Three

14 4 15
                                    

Cass."

"Hmm?"

"Sepertinya aku meninggalkan ponselku di loker."

Cassia berhenti berjalan dan berbalik, menghadap Izzy yang berhenti beberapa langkah di belakangnya, sibuk menggeledah ranselnya.

"Kau ini selalu saja seperti itu," desahnya sambil memutar matanya. Bukannya dia tidak peduli, tetapi kecerobohan temannya itu bukan hal baru lagi baginya. 

"Kalau begitu, ambillah dulu. Aku akan menunggu di sini," ucapnya sambil beranjak duduk di bangku yang ada di dekatnya.

Mendengar itu, Izzy menyeringai senang. Tidak sedikit pun rasa bersalah terlintas di wajahnya. "Aku tidak akan lama."

Cassia mengambil ponselnya dari dalam ransel setelah Izzy menghilang dari pandangannya. Seperti yang sudah dilakukannya selama tiga hari terakhir, dia membuka aplikasi bersimbol roket itu, lalu memandangi layarnya dengan perasaan bimbang. Pikirannya dipenuhi dengan hal-hal yang dia tahu itu konyol, tetapi tidak juga mampu menghentikannya.

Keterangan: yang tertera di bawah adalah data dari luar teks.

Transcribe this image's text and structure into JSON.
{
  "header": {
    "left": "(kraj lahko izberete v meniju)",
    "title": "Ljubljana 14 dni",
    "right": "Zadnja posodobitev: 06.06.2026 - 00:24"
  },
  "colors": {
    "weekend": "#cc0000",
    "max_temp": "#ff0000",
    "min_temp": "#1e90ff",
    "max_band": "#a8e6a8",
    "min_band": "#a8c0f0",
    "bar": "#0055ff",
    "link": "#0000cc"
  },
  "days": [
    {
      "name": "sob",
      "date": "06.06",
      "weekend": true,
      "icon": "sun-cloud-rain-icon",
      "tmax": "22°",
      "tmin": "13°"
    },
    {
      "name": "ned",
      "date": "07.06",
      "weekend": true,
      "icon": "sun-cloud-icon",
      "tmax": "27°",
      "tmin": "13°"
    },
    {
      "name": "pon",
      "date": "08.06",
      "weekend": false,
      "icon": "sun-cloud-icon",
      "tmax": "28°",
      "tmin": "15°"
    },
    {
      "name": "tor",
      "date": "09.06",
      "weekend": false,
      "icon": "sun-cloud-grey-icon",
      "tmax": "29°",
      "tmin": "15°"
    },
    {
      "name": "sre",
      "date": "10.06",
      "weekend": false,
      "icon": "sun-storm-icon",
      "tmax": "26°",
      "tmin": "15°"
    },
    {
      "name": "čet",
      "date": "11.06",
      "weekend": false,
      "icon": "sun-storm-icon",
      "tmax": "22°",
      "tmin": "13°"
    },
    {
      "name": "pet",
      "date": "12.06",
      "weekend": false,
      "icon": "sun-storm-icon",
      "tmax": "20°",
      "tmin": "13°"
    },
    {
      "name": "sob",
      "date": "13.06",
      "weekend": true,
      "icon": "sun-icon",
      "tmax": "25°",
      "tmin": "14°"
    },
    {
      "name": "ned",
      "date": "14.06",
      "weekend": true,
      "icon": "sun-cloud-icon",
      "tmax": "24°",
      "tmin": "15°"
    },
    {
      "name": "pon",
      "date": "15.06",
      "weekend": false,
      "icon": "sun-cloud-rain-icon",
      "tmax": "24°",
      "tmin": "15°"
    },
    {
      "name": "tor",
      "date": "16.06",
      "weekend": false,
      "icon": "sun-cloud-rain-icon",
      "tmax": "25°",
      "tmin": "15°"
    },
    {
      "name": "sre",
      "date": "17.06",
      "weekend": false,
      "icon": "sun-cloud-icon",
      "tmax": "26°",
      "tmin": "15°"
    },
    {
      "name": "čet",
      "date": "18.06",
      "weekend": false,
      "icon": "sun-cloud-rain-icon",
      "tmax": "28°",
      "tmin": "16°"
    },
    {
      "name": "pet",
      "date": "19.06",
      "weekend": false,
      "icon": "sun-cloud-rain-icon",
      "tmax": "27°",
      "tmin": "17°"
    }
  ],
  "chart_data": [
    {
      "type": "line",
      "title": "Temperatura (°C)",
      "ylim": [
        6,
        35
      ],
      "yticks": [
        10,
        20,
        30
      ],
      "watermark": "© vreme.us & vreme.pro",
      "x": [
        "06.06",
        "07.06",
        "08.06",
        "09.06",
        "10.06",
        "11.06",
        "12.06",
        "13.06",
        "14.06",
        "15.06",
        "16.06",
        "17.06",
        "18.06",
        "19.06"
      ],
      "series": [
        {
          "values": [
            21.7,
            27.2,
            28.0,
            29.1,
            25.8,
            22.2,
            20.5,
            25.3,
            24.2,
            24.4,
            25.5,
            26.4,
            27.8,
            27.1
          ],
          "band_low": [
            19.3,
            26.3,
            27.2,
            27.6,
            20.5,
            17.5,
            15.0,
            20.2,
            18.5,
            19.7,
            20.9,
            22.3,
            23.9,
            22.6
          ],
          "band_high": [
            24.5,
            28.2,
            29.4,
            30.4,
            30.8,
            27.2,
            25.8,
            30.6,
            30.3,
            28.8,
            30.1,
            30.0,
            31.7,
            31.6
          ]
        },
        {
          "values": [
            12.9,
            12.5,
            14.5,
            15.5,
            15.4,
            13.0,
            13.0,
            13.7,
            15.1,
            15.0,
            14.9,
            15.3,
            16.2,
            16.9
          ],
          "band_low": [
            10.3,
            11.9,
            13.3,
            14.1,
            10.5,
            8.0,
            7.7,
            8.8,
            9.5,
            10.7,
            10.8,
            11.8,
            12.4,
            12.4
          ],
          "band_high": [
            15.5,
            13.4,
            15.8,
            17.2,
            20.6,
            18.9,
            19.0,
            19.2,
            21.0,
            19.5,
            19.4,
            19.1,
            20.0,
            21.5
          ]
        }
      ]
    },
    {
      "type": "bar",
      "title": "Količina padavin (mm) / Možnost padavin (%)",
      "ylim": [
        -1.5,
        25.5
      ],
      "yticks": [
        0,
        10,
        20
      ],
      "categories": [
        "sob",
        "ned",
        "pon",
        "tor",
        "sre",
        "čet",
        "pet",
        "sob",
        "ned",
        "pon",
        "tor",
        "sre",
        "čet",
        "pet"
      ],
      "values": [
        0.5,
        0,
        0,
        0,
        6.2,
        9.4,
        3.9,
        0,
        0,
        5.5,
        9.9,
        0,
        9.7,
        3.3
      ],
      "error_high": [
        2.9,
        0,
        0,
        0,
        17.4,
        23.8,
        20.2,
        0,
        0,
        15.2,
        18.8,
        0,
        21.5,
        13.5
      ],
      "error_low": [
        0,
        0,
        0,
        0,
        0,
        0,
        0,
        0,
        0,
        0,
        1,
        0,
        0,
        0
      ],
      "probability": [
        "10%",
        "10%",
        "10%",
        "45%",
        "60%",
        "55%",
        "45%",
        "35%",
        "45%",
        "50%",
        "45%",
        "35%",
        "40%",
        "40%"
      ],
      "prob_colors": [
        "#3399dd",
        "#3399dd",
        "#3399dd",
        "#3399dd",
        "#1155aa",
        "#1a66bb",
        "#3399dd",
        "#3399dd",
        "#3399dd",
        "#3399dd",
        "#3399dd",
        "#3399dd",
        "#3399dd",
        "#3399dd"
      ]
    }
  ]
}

"Princess, kau masih hidup, 'kan?" Pesan yang sudah dibacanya berkali-kali itu masih belum terjawab juga. Padahal, hal itu mudah saja dilakukannya.

Laki-laki asing di balik nama Koala itu menghantui pikirannya, tetapi rasa penasarannya tidak serta merta memunculkan keberanian dalam dirinya untuk menjawab.

Bagaimana kalau dia tahu namaku? 
Bagaimana kalau dia tahu siapa aku sebenarnya?

Cassia berulang kali memutar percakapan antara dirinya dengan ibunya malam itu. Masih segar dalam ingatannya kalau ibunya menyebut namanya. Sayangnya, dia tidak tahu sejak kapan panggilan itu tersambung.

Bagaimana kalau dia menganggapku pengecut? 
Bagaimana kalau dia mengejekku? 
Bagaimana kalau—

"Oh, berhentilah berpikir yang tidak-tidak, Cassia!" ucapnya pada diri sendiri. "Lagi pula, bukankah kau memang seseorang yang lemah dan pengecut?"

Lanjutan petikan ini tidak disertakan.